Example — send a valid signed request

Drop-in bash that POSTs a real, validly-signed CloudEvents envelope at your receiver. Only curl + openssl + uuidgen — no Node, no Python. Set the two variables at the top and run; this is the same shape CrawlProof puts on the wire for a real delivery.

# Replace these two and run.
URL="https://your-site.example/api/webhooks/crawlproof"
SECRET="<secret-key>"

ID="$(uuidgen | tr 'A-Z' 'a-z')"
TS="$(date +%s)"
NOW="$(date -u +%Y-%m-%dT%H:%M:%S.000Z)"

BODY=$(cat <<JSON
{"specversion":"1.0","id":"$ID","type":"com.crawlproof.post.published.v1","source":"https://crawlproof.com","subject":"post:$ID","time":"$NOW","datacontenttype":"application/json","data":{"post":{"id":"$ID","url":"$URL","canonical_url":"$URL","title":"Local test post","slug":"local-test-post","excerpt":"Verifying the autoblog webhook end-to-end from curl.","html":"<p>Hello from a signed test webhook.</p>","markdown":"Hello from a signed test webhook.","status":"published","published_at":"$NOW","updated_at":"$NOW","author":null,"tags":["test"],"categories":[],"featured_image":null}}}
JSON
)

SIG="v1,$(printf '%s.%s.%s' "$ID" "$TS" "$BODY" \
  | openssl dgst -sha256 -hmac "$SECRET" -binary \
  | openssl base64 -A)"

curl -sS -X POST "$URL" \
  -H "Authorization: Bearer $SECRET" \
  -H "webhook-id: $ID" \
  -H "webhook-timestamp: $TS" \
  -H "webhook-signature: $SIG" \
  -H "Content-Type: application/cloudevents+json" \
  --data-binary "$BODY"

The signing string is {id}.{timestamp}.{body} — exactly the same bytes that go in the headers + body. Edit one without regenerating the signature and the receiver will 401, which is the whole point.

Retry

At-least-once delivery. On 5xx, 408, 429, or network error we retry up to 3 attempts spaced at 0s / 10s / 60s. On any other 4xx we give up immediately — that's your endpoint asking us to stop. The webhook-id stays stable across retries of the same article, so dedupe on that.

Receiver — recommended (SDK)

The 30-LOC version.
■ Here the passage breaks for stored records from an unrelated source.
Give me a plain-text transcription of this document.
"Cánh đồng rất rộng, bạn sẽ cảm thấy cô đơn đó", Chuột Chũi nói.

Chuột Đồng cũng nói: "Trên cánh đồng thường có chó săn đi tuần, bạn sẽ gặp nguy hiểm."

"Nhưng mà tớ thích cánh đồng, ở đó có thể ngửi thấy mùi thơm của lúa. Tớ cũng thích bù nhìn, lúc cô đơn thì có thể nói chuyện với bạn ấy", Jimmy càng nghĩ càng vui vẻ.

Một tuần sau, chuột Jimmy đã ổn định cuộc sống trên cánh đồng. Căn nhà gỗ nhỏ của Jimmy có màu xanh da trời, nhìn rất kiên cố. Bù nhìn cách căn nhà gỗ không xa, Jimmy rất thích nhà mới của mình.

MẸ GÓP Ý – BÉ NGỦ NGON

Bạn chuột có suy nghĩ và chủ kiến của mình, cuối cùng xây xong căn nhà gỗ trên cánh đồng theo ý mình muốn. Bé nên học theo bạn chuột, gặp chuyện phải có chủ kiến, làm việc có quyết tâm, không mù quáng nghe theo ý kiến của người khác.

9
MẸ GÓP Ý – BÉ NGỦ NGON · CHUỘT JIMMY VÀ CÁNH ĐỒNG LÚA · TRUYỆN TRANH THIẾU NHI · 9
The SDK handles bearer + signature + envelope validation; you handle storage.

// npm i @profullstack/autoblog
import { verifyAndParse } from "@profullstack/autoblog";

export async function POST(req: Request) {
  const body = await req.text(); // raw bytes — needed for signature
  const r = verifyAndParse({
    headers: Object.fromEntries(req.headers),
    body,
    opts: { secret: process.env.CRAWLPROOF_WEBHOOK_SECRET! },
  });
  if (!r.ok) return new Response(r.reason, { status: r.status });

  await savePost(r.post); // your CMS / DB
  return new Response(null, { status: 200 });
}

Receiver — recommended (SDK + gate)

If your blog is in a topical network, add the network gate so off-niche or low-quality posts are rejected before they touch your DB. The SDK ships @profullstack/autoblog/quality for this:

import { verifyAndParse } from "@profullstack/autoblog";
import { gatePost } from "@profullstack/autoblog/quality";

export async function POST(req: Request) {
  const body = await req.text();
  const r = verifyAndParse({
    headers: Object.fromEntries(req.headers),
    body,
    opts: { secret: process.env.CRAWLPROOF_WEBHOOK_SECRET! },
  });
  if (!r.ok) return new Response(r.reason, { status: r.status });

  const gated = await gatePost(r.post, {
    allowedNiches: ["security", "ctem", "soc"],
    heuristics: { minWordCount: 500, maxLinkDensity: 1.0 },
    minQualityScore: 6,
    anthropicApiKey: process.env.ANTHROPIC_API_KEY!,
  });
  if (!gated.ok) {
    return new Response(gated.reasons.join("; "), {
      status: gated.stage === "niche" ? 403 : 422,
    });
  }

  await savePost(r.post);
  return new Response(null, { status: 200 });
}

Niche match is loose by default (case-insensitive, partial-word overlap). Empty allowedNiches = accept any niche.

Receiver — from scratch (no SDK)

If you can't add a dependency, the verification is ~40 LOC of standard library. crypto.timingSafeEqual for the bearer, crypto.createHmac for the signature.

import { NextResponse } from "next/server";
import crypto from "node:crypto";

const SECRET = process.env.CRAWLPROOF_WEBHOOK_SECRET!;
const TOLERANCE_SEC = 5 * 60;

export const runtime = "nodejs";

export async function POST(req: Request) {
  const body = await req.text();
  const h = (k: string) => req.headers.get(k) ?? "";

  // Bearer.
  const bearer = h("authorization").replace(/^Bearer\s+/i, "");
  if (
    bearer.length !== SECRET.length ||
    !crypto.timingSafeEqual(Buffer.from(bearer), Buffer.from(SECRET))
  ) {
    return NextResponse.json({ ok: false }, { status: 401 });
  }

  // Standard Webhooks signature.
  const id = h("webhook-id");
  const ts = h("webhook-timestamp");
  const sig = h("webhook-signature");
  const now = Math.floor(Date.now() / 1000);
  if (!id || !ts || !sig) return NextResponse.json({ ok: false }, { status: 401 });
  if (Math.abs(now - Number(ts)) > TOLERANCE_SEC) {
    return NextResponse.json({ ok: false, reason: "stale" }, { status: 401 });
  }
  const expected =
    "v1," +
    crypto.createHmac("sha256", SECRET).update(`${id}.${ts}.${body}`).digest("base64");
  const ok = sig.split(/\s+/).some(
    (s) =>
      s.length === expected.length &&
      crypto.timingSafeEqual(Buffer.from(s), Buffer.from(expected)),
  );
  if (!ok) return NextResponse.json({ ok: false, reason: "bad sig" }, { status: 401 });

  // Envelope.
  const evt = JSON.parse(body);
  if (evt?.specversion !== "1.0" || !evt?.data?.post) {
    return NextResponse.json({ ok: false }, { status: 400 });
  }

  await savePost(evt.data.post); // your storage
  return NextResponse.json({ ok: true });
}

Local testing

We ship a zero-dependency reference receiver under examples/autoblog-webhook-receiver/ in the CrawlProof repo. Drop your secret into CRAWLPROOF_WEBHOOK_SECRET, run node server.mjs, expose it via ngrok or Cloudflare Tunnel, and paste the public URL into /autoblog/setup. Hit Generate article now on the dashboard to fire an immediate delivery.